In the case of California, he said that despite the recent developments, "munis issued within the State continue to outperform the overall municipal bond market" on a year-over-year basis. That is not the case on a monthly comparison, however.
Year-to-date, underperforming states have been Connecticut, Georgia, New Mexico and Utah.
Friday's hearing about "The Impact of the Dodd-Frank Act on Municipal Finance" otherwise focused on the definition of Municipal Advisors, with witnesses opposing the Securities and Exchange Commission's interpretation of the law, arguing the agency went beyond Dodd-Frank's intent.

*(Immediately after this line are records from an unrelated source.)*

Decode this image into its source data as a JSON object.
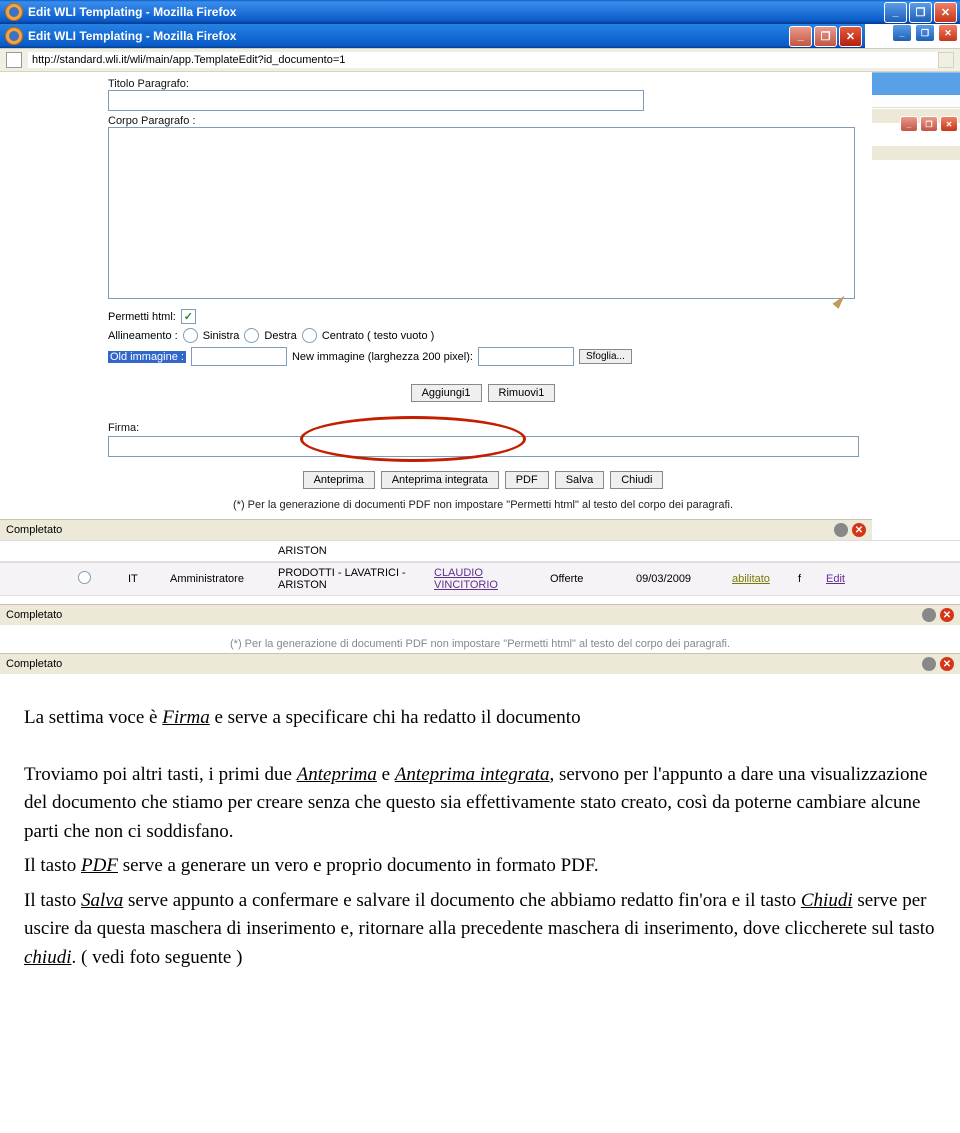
{
  "outer_window": {
    "title": "Edit WLI Templating - Mozilla Firefox"
  },
  "inner_window": {
    "title": "Edit WLI Templating - Mozilla Firefox",
    "url": "http://standard.wli.it/wli/main/app.TemplateEdit?id_documento=1"
  },
  "form": {
    "titolo_label": "Titolo Paragrafo:",
    "corpo_label": "Corpo Paragrafo :",
    "permetti_html_label": "Permetti html:",
    "allineamento_label": "Allineamento :",
    "align_sinistra": "Sinistra",
    "align_destra": "Destra",
    "align_centrato": "Centrato ( testo vuoto )",
    "old_img_label": "Old immagine :",
    "new_img_label": "New immagine (larghezza 200 pixel):",
    "sfoglia_btn": "Sfoglia...",
    "aggiungi_btn": "Aggiungi1",
    "rimuovi_btn": "Rimuovi1",
    "firma_label": "Firma:",
    "btn_anteprima": "Anteprima",
    "btn_anteprima_int": "Anteprima integrata",
    "btn_pdf": "PDF",
    "btn_salva": "Salva",
    "btn_chiudi": "Chiudi",
    "note": "(*) Per la generazione di documenti PDF non impostare \"Permetti html\" al testo del corpo dei paragrafi."
  },
  "status": {
    "completato": "Completato"
  },
  "grid": {
    "row1": {
      "col1": "",
      "lang": "",
      "role": "",
      "ariston": "ARISTON",
      "person": "",
      "offerte": "",
      "date": "",
      "state": "",
      "f": "",
      "edit": ""
    },
    "row2": {
      "lang": "IT",
      "role": "Amministratore",
      "prod": "PRODOTTI - LAVATRICI - ARISTON",
      "person": "CLAUDIO VINCITORIO",
      "offerte": "Offerte",
      "date": "09/03/2009",
      "state": "abilitato",
      "f": "f",
      "edit": "Edit"
    },
    "footer_note": "(*) Per la generazione di documenti PDF non impostare \"Permetti html\" al testo del corpo dei paragrafi."
  },
  "article": {
    "p1a": "La settima voce è ",
    "p1b": "Firma",
    "p1c": " e serve a specificare chi ha redatto il documento",
    "p2a": "Troviamo poi altri tasti, i primi due ",
    "p2b": "Anteprima",
    "p2c": " e ",
    "p2d": "Anteprima integrata",
    "p2e": ", servono per l'appunto a dare una visualizzazione del documento che stiamo per creare senza che questo sia effettivamente stato creato, così da poterne cambiare alcune parti che non ci soddisfano.",
    "p3a": "Il tasto ",
    "p3b": "PDF",
    "p3c": " serve a generare un vero e proprio documento in formato PDF.",
    "p4a": "Il tasto ",
    "p4b": "Salva",
    "p4c": " serve appunto a confermare e salvare il documento che abbiamo redatto fin'ora e il tasto ",
    "p4d": "Chiudi",
    "p4e": " serve per uscire da questa maschera di inserimento e, ritornare alla precedente maschera di inserimento, dove cliccherete sul tasto ",
    "p4f": "chiudi",
    "p4g": ". ( vedi foto seguente )"
  }
}
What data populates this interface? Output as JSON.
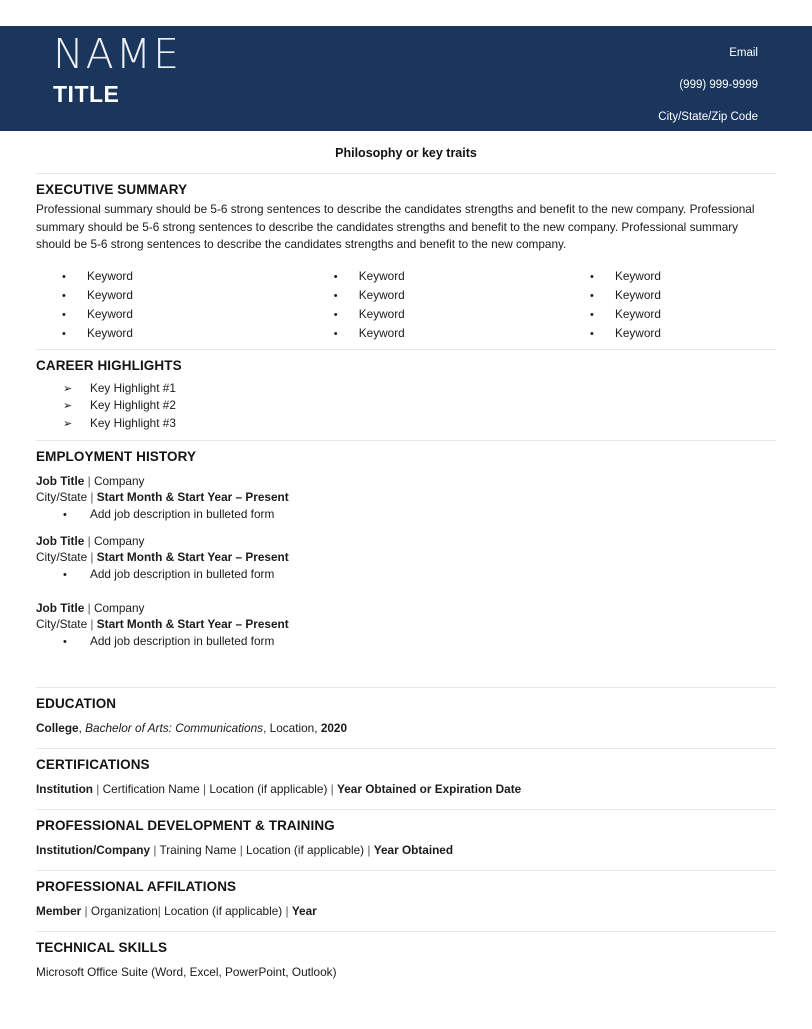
{
  "theme": {
    "banner_color": "#1b365d",
    "divider_color": "#e7e7e7",
    "text_color": "#1b1b1b"
  },
  "header": {
    "name": "NAME",
    "title": "TITLE",
    "contact": {
      "email": "Email",
      "phone": "(999) 999-9999",
      "address": "City/State/Zip Code"
    }
  },
  "tagline": "Philosophy or key traits",
  "sections": {
    "executive_summary": {
      "heading": "EXECUTIVE SUMMARY",
      "paragraph": "Professional summary should be 5-6 strong sentences to describe the candidates strengths and benefit to the new company. Professional summary should be 5-6 strong sentences to describe the candidates strengths and benefit to the new company. Professional summary should be 5-6 strong sentences to describe the candidates strengths and benefit to the new company."
    },
    "keywords": {
      "bullet_glyph": "•",
      "columns": [
        [
          "Keyword",
          "Keyword",
          "Keyword",
          "Keyword"
        ],
        [
          "Keyword",
          "Keyword",
          "Keyword",
          "Keyword"
        ],
        [
          "Keyword",
          "Keyword",
          "Keyword",
          "Keyword"
        ]
      ]
    },
    "career_highlights": {
      "heading": "CAREER HIGHLIGHTS",
      "arrow_glyph": "➢",
      "items": [
        "Key Highlight #1",
        "Key Highlight #2",
        "Key Highlight #3"
      ]
    },
    "employment_history": {
      "heading": "EMPLOYMENT HISTORY",
      "jobs": [
        {
          "job_title": "Job Title",
          "separator": "|",
          "company": "Company",
          "location": "City/State",
          "dates": "Start Month & Start Year – Present",
          "bullet_glyph": "•",
          "bullets": [
            "Add job description in bulleted form"
          ]
        },
        {
          "job_title": "Job Title",
          "separator": "|",
          "company": "Company",
          "location": "City/State",
          "dates": "Start Month & Start Year – Present",
          "bullet_glyph": "•",
          "bullets": [
            "Add job description in bulleted form"
          ]
        },
        {
          "job_title": "Job Title",
          "separator": "|",
          "company": "Company",
          "location": "City/State",
          "dates": "Start Month & Start Year – Present",
          "bullet_glyph": "•",
          "bullets": [
            "Add job description in bulleted form"
          ]
        }
      ]
    },
    "education": {
      "heading": "EDUCATION",
      "school": "College",
      "comma1": ",",
      "degree": "Bachelor of Arts: Communications",
      "comma2": ",",
      "location": "Location",
      "comma3": ",",
      "year": "2020"
    },
    "certifications": {
      "heading": "CERTIFICATIONS",
      "institution": "Institution",
      "sep1": "|",
      "certification_name": "Certification Name",
      "sep2": "|",
      "location": "Location (if applicable)",
      "sep3": "|",
      "year": "Year Obtained or Expiration Date"
    },
    "professional_development": {
      "heading": "PROFESSIONAL DEVELOPMENT & TRAINING",
      "institution": "Institution/Company",
      "sep1": "|",
      "training_name": "Training Name",
      "sep2": "|",
      "location": "Location (if applicable)",
      "sep3": "|",
      "year": "Year Obtained"
    },
    "professional_affiliations": {
      "heading": "PROFESSIONAL AFFILATIONS",
      "member": "Member",
      "sep1": "|",
      "organization": "Organization",
      "sep2": "|",
      "location": "Location (if applicable)",
      "sep3": "|",
      "year": "Year"
    },
    "technical_skills": {
      "heading": "TECHNICAL SKILLS",
      "content": "Microsoft Office Suite (Word, Excel, PowerPoint, Outlook)"
    }
  }
}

In fact, Rep. Frank sided with them.
In particular, normal activities of a bank that work with municipalities "should not trigger a registration requirement," he said, which is different from offering active investment advice or advising another structure.
"The language of the law does not support a more intrusive effort to put regular banking activities under this provision and I hope the SEC will listen to this," Frank added.
"The SEC should be listening to us and following the intent," he concluded.
American Bankers Association Chairman Albert Kelly said earlier during his testimony that "the SEC has proposed rules that interpret the scope of the 'municipal financial products' in Section 975 far beyond the securities activities of state and local governments to reach all 'funds held by or on behalf of a municipal entity.'"
He added, "This would mean that giving advice about traditional bank products such as deposits and loans could trigger registration as municipal advisors by most banks and each of their employees who may give 'advice' to local governmental bodies such as schools, libraries, hospitals, etc."